While those hesitations certainly have merit, CAD and design tool vendors jumping into the new frontier of mobile apps claim there's little to be concerned about. They say engineers' reticence is really tied more to a general lack of understanding of the new technology and what is still a very immature and emerging market.
"It really boils down to a lack of information," Amar Hanspal, senior vice president for Autodesk's Information Modeling and Platform Products group, told us. "People may not realize that these things are more capable than they perceive them to be. Sure, you can play Angry Birds on your mobile phone, but the device is capable of doing a lot more than that."
Constant Aviation engineers employ Autodesk's AutoCAD WS app to help design the proper placement of electronics going into small planes when out in the field.
Consumption and collaboration
So what exactly is an iPhone, Android, or Windows tablet capable of when it comes to serious engineering work? As it turns out, right now, the devices still lend themselves best to the consumption and collaboration around engineering data, not necessarily for the creation of complex 3D CAD models. CAD specialists toiling away on constructing 3D parts and assemblies are still going to want the luxury of a large monitor (sometimes two), a mouse, and a keyboard to perform the complex tasks related to extruding surfaces, creating fillets, or modifying geometry.
But, as it turns out, dedicated CAD work is only one aspect of engineering, and as experts contend, only a small part of the workflow around product design and development. There are many constituents involved in the product development process who are not CAD specialists, and who live outside of engineering and need fast and easy access to core design data, whether they're in the office, offsite with a client, or commuting on the train.
"Not all engineering activities make sense to migrate to a mobile device," says Laurent Bernadin, executive vice president of chief scientists at Maplesoft, which markets the Maple mathematical computing software, now offered in an app form for the Apple iPad. "If you have designers sitting in front of a CAD system doing detailed design of a product that involves tens or thousands of parts, they will probably never do that on a phone. But there are a lot of tasks that can be taken on the road, and beyond that, there are activities you didn't really have computer support for before that are now becoming possible."
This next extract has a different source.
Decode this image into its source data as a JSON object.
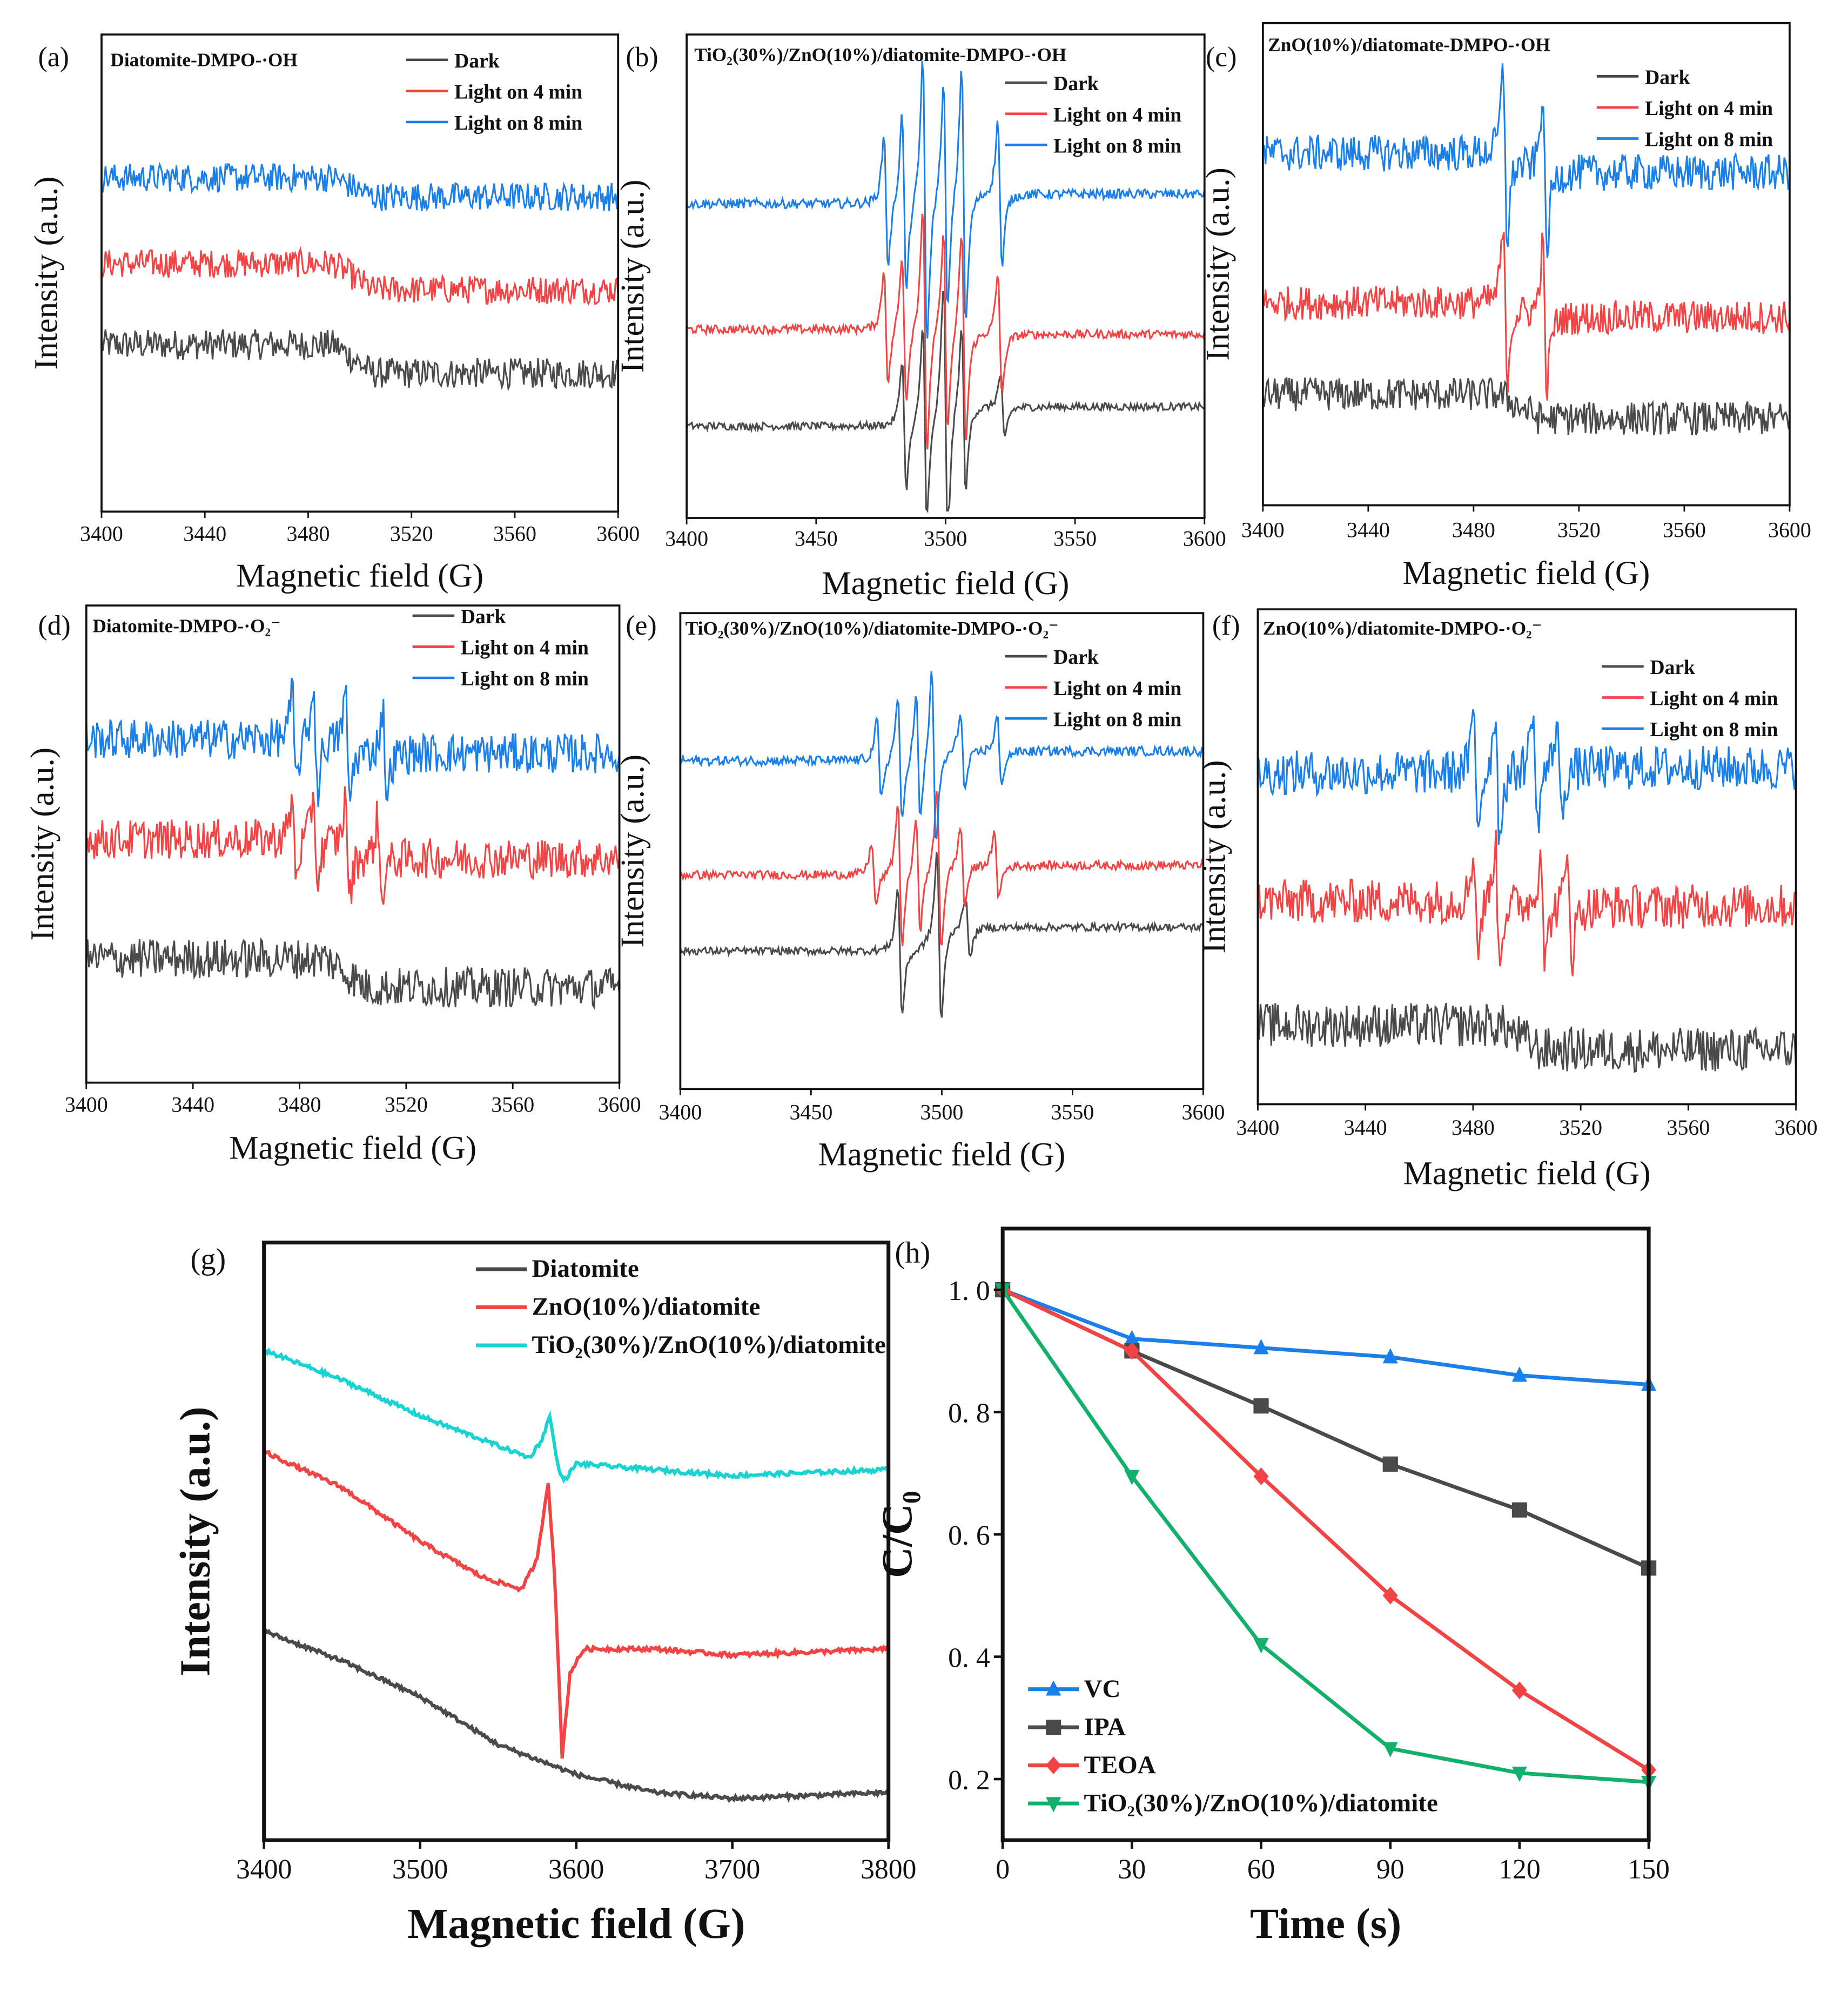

With tools like Maple Player for the iPad or Autodesk's AutoCAD WS, on-the-go engineers and other professionals can have easy access to product data, not to mention the ability to take the design with them for more effective collaboration with peers. As such, mobile design tool apps delivering capabilities for 3D visualization and viewing, basic markup, and conceptual sketching and ideation are natural targets for mobile platforms, as are any number of highly targeted technical calculators, reference tools, or industry- and domain-specific engineering utilities.